No husbands or wives should have to completely bankrupt themselves when their spouses need Medicaid to fund home- and community-based services (HCBS) such as help with daily activities like eating, bathing, and dressing. Yet unless Congress acts, bankruptcy or nursing home admission are exactly what could happen in many such cases in the near future because an important provision that allows spousal impoverishment protections for spouses of Medicaid HCBS recipients is set to expire on March 31.

How Spousal Financial Protections Work

Medicaid requires states to allow spouses of nursing home residents to protect modest amounts of income and assets to prevent spousal impoverishment. For 2019, states must allow a minimum of $2,057.50 per month in income, with the option of allowing up to $3,160.50. Any income above that goes toward the cost of their spouse’s nursing home care. States also have to allow spouses to protect between $25,284 and $126,420 in assets. These amounts are automatically updated annually for inflation.

In 2014, Congress extended this protection to spouses of Medicaid HCBS recipients, so all married couples have the same protections whether care is provided in an institution or at home, where most people prefer to live. This policy helps to ensure that families can stay together at home and in the community rather than having to institutionalize their spouses. This protection allows for low-income individuals with self-care needs to get the services that they need at home while retaining a modest amount of income for essentials such as food, medications, and rent or home repairs.

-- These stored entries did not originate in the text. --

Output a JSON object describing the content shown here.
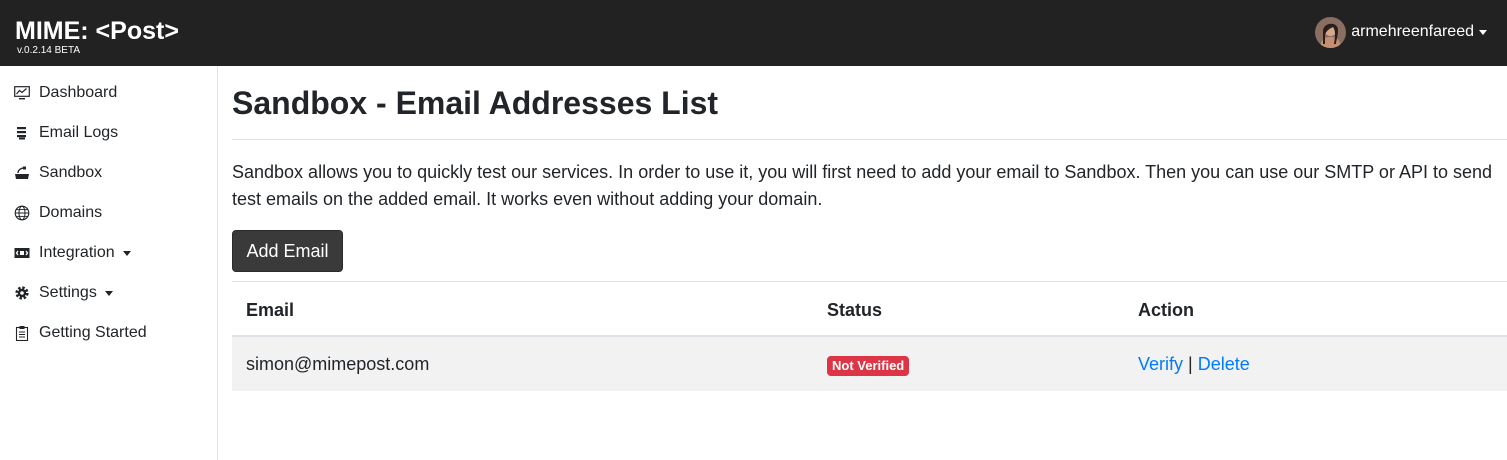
{
  "app": {
    "brand": "MIME: <Post>",
    "version": "v.0.2.14 BETA"
  },
  "user": {
    "name": "armehreenfareed",
    "avatar_icon": "user-avatar"
  },
  "sidebar": {
    "items": [
      {
        "label": "Dashboard",
        "icon": "monitor-chart-icon"
      },
      {
        "label": "Email Logs",
        "icon": "list-log-icon"
      },
      {
        "label": "Sandbox",
        "icon": "sandbox-tray-icon"
      },
      {
        "label": "Domains",
        "icon": "globe-icon"
      },
      {
        "label": "Integration",
        "icon": "integration-icon",
        "dropdown": true
      },
      {
        "label": "Settings",
        "icon": "gear-icon",
        "dropdown": true
      },
      {
        "label": "Getting Started",
        "icon": "clipboard-icon"
      }
    ]
  },
  "main": {
    "title": "Sandbox - Email Addresses List",
    "description": "Sandbox allows you to quickly test our services. In order to use it, you will first need to add your email to Sandbox. Then you can use our SMTP or API to send test emails on the added email. It works even without adding your domain.",
    "add_button": "Add Email",
    "table": {
      "headers": [
        "Email",
        "Status",
        "Action"
      ],
      "rows": [
        {
          "email": "simon@mimepost.com",
          "status": "Not Verified",
          "actions": [
            "Verify",
            "Delete"
          ],
          "separator": "|"
        }
      ]
    }
  },
  "colors": {
    "topbar": "#222222",
    "button": "#3a3a3a",
    "badge_danger": "#dc3545",
    "link": "#007bff",
    "row_stripe": "#f2f2f2"
  }
}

In November 2018 and February 2019, the U.S. Centers for Medicare & Medicaid Services (CMS) issued Informational Bulletins to the states about the spousal impoverishment provision for married recipients of HCBS. If Congress does not extend these protections, it is clear that states will need to conduct Medicaid eligibility redeterminations and post-eligibility treatment-of-income recalculations for some married recipients receiving HCBS. The bottom line: they are at risk of losing their Medicaid coverage unless they enter a nursing home, which is often more costly and the least desired option for families.

Protecting Married Seniors from Impoverishment

Congress should extend these critical protections and ensure they do not expire. In fact, we support making these financial protections permanent. This is a common-sense policy that would further our society’s movement toward aging-in-place and living in the community rather than forced institutionalizations. Congressional action before March 31 is vital to prevent these important protections from expiring.

We also support the reauthorization of the Money Follows the Person Rebalancing Demonstration Program, which has helped 88,000 people transition out of institutions and back into their communities. This program has helped to provide funds to states to shift more resources toward HCBS rather than institutional care. These actions will help ensure that older adults, people with disabilities, and their family caregivers have a choice to receive services in their own homes and communities.

Wendy Fox-Grage was a senior strategic policy advisor at the AARP Public Policy Institute. She worked on state long-term care issues, including Medicaid and home and community-based services.